Epilogue: A brazen disregard for public duty
There was more to the story, and a lot to learn, from an enforcement action against EY nearly 20 years ago to the day
“I find the public passion for justice quite boring and artificial for neither life nor nature cares if justice is ever done or not.” Novelist Patricia Highsmith
After posting the PwC-Alteryx story yesterday, I realized two things:
1) I had a bad link in my clip from my legacy blog re: The Auditors. I have fixed that link related to EY.
2) I had forgotten to include an interesting related anecdote from my time at PwC in 2005-2006 that directly relates to this case. It shows that PwC had policies to address "complex" independence issues and knows how to do things right.
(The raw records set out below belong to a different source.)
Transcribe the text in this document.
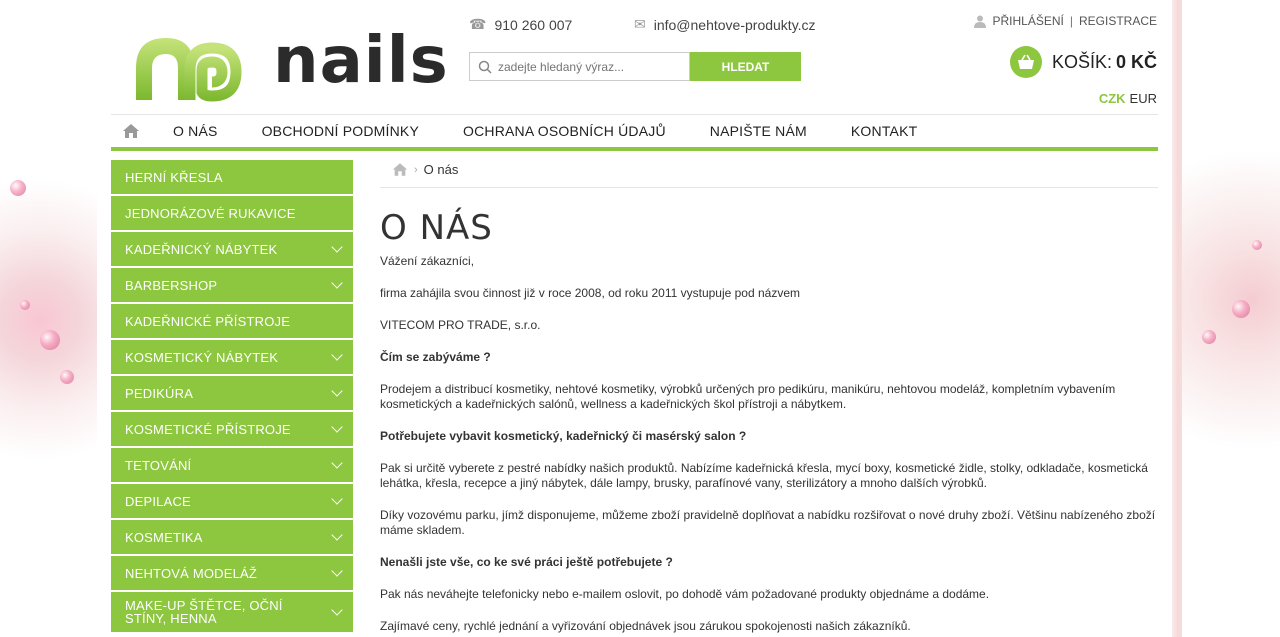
nails ☎ 910 260 007	✉ info@nehtove-produkty.cz
zadejte hledaný výraz...
HLEDAT
PŘIHLÁŠENÍ | REGISTRACE
KOŠÍK: 0 KČ
CZK EUR
O NÁS	OBCHODNÍ PODMÍNKY	OCHRANA OSOBNÍCH ÚDAJŮ	NAPIŠTE NÁM	KONTAKT
HERNÍ KŘESLA
JEDNORÁZOVÉ RUKAVICE
KADEŘNICKÝ NÁBYTEK
BARBERSHOP
KADEŘNICKÉ PŘÍSTROJE
KOSMETICKÝ NÁBYTEK
PEDIKÚRA
KOSMETICKÉ PŘÍSTROJE
TETOVÁNÍ
DEPILACE
KOSMETIKA
NEHTOVÁ MODELÁŽ
MAKE-UP ŠTĚTCE, OČNÍ STÍNY, HENNA
› O nás
O NÁS

Vážení zákazníci,

firma zahájila svou činnost již v roce 2008, od roku 2011 vystupuje pod názvem

VITECOM PRO TRADE, s.r.o.

Čím se zabýváme ?

Prodejem a distribucí kosmetiky, nehtové kosmetiky, výrobků určených pro pedikúru, manikúru, nehtovou modeláž, kompletním vybavením kosmetických a kadeřnických salónů, wellness a kadeřnických škol přístroji a nábytkem.

Potřebujete vybavit kosmetický, kadeřnický či masérský salon ?

Pak si určitě vyberete z pestré nabídky našich produktů. Nabízíme kadeřnická křesla, mycí boxy, kosmetické židle, stolky, odkladače, kosmetická lehátka, křesla, recepce a jiný nábytek, dále lampy, brusky, parafínové vany, sterilizátory a mnoho dalších výrobků.

Díky vozovému parku, jímž disponujeme, můžeme zboží pravidelně doplňovat a nabídku rozšiřovat o nové druhy zboží. Většinu nabízeného zboží máme skladem.

Nenašli jste vše, co ke své práci ještě potřebujete ?

Pak nás neváhejte telefonicky nebo e-mailem oslovit, po dohodě vám požadované produkty objednáme a dodáme.

Zajímavé ceny, rychlé jednání a vyřizování objednávek jsou zárukou spokojenosti našich zákazníků.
First, a discussion of what was under that bad, now good, link.
In my clip from re: The Auditors I mention that EY had suffered through a serious set of enforcement actions in the early 2000’s related to its mishandling of several business alliance related issues.
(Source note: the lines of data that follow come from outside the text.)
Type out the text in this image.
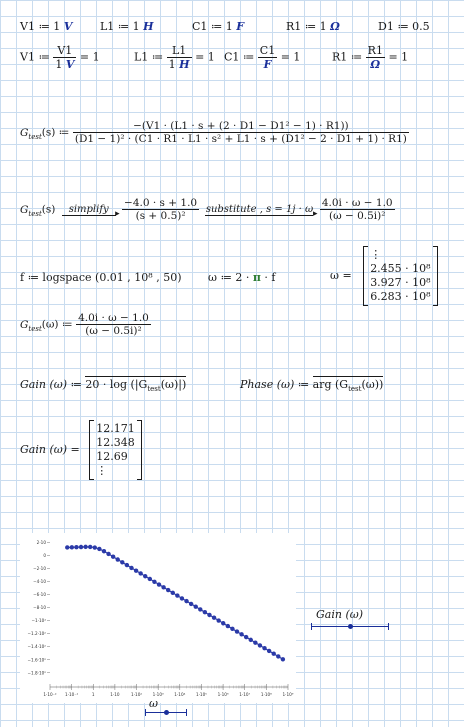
V1 ≔ 1 V	L1 ≔ 1 H	C1 ≔ 1 F	R1 ≔ 1 Ω	D1 ≔ 0.5
V1 ≔ $\frac{V1}{1 V} = 1$	L1 ≔ $\frac{L1}{1 H} = 1$ C1 ≔ $\frac{C1}{F} = 1$	R1 ≔ $\frac{R1}{\Omega} = 1$
$G_{test}(s)$ ≔
−(V1 · (L1 · s + (2 · D1 − D1² − 1) · R1))
(D1 − 1)² · (C1 · R1 · L1 · s² + L1 · s + (D1² − 2 · D1 + 1) · R1)
$G_{test}(s)$	simplify
▸
	$\frac{-4.0 \cdot s + 1.0}{\text{(s + 0.5)²}}$
substitute , s = 1j · ω
▸
$\frac{4.0i \cdot \omega - 1.0}{\text{(ω − 0.5i)²}}$
f ≔ logspace (0.01 , 10⁸ , 50) ω ≔ 2 · π · f	ω =
⋮
2.455 · 10⁸
3.927 · 10⁸
6.283 · 10⁸
$G_{test}(\omega)$ ≔ $\frac{4.0i \cdot \omega - 1.0}{\text{(ω − 0.5i)²}}$
Gain (ω) ≔ $20 \cdot \log (|G_{test}(\omega)|)$	Phase (ω) ≔ arg $(G_{test}(\omega))$
Gain (ω) =
12.171
12.348
12.69
⋮
2·10
0
−2·10
−4·10
−6·10
−8·10
−1·10²
−1.2·10²
−1.4·10²
−1.6·10²
−1.8·10²
1·10⁻² 1·10⁻¹	1	1·10	1·10²	1·10³	1·10⁴	1·10⁵	1·10⁶	1·10⁷	1·10⁸	1·10⁹
Gain (ω)
ω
One area that requires greater scrutiny by all of the Firms’ internal audit and compliance functions is business alliances. This issue is a landmine for any of the audit firms. E&Y lost the privilege of taking on new clients for six months because of their lack of care over who and how they aligned with PeopleSoft, were cited for a foreign affiliate that was too close to BAAN, and lost an important client in American Express related to this issue.
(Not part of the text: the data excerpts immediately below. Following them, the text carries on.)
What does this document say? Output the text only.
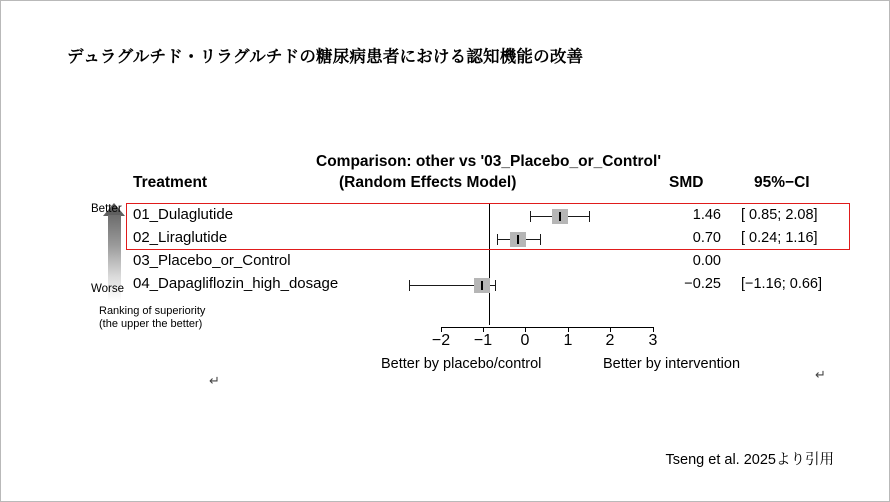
デュラグルチド・リラグルチドの糖尿病患者における認知機能の改善
Comparison: other vs '03_Placebo_or_Control'
(Random Effects Model)
Treatment	SMD	95%−CI
01_Dulaglutide	1.46 [ 0.85; 2.08]
02_Liraglutide	0.70 [ 0.24; 1.16]
03_Placebo_or_Control	0.00
04_Dapagliflozin_high_dosage	−0.25 [−1.16; 0.66]
−2 −1 0 1 2 3
Better by placebo/control	Better by intervention
Better
Worse
Ranking of superiority
(the upper the better)
↵	↵
Tseng et al. 2025より引用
The link leads to a post from 2007 where I write about how EY was recovering nicely from this setback:
Ernst & Young continues to perform well in winning new work and doing so efficiently. E&Y won the most new clients during the 12 months covered, and the firm won almost 50% of the engagements on which it proposed.
On April 16, 2004, almost exactly 20 years ago, the SEC's Chief Administrative Law Judge Brenda P. Murray signed an 82-page, nearly 34,000 word opinion that is a master class in how auditor independence cases, especially business alliance cases, should be analyzed. Judge Murray heard a lot of witnesses, and named all the names at EY and PeopleSoft.
That contrasts dramatically with the 12 pages and 3,300 words from the PCAOB on PwC we read about yesterday, that referenced an unnamed issuer, and anonymous actors at PwC, and that focused on "quality control" over a process that is allowed to deliver only "reasonable assurance" that the rules will be followed.
Judge Murray's 57 footnotes are nearly as long as the whole PCAOB enforcement order!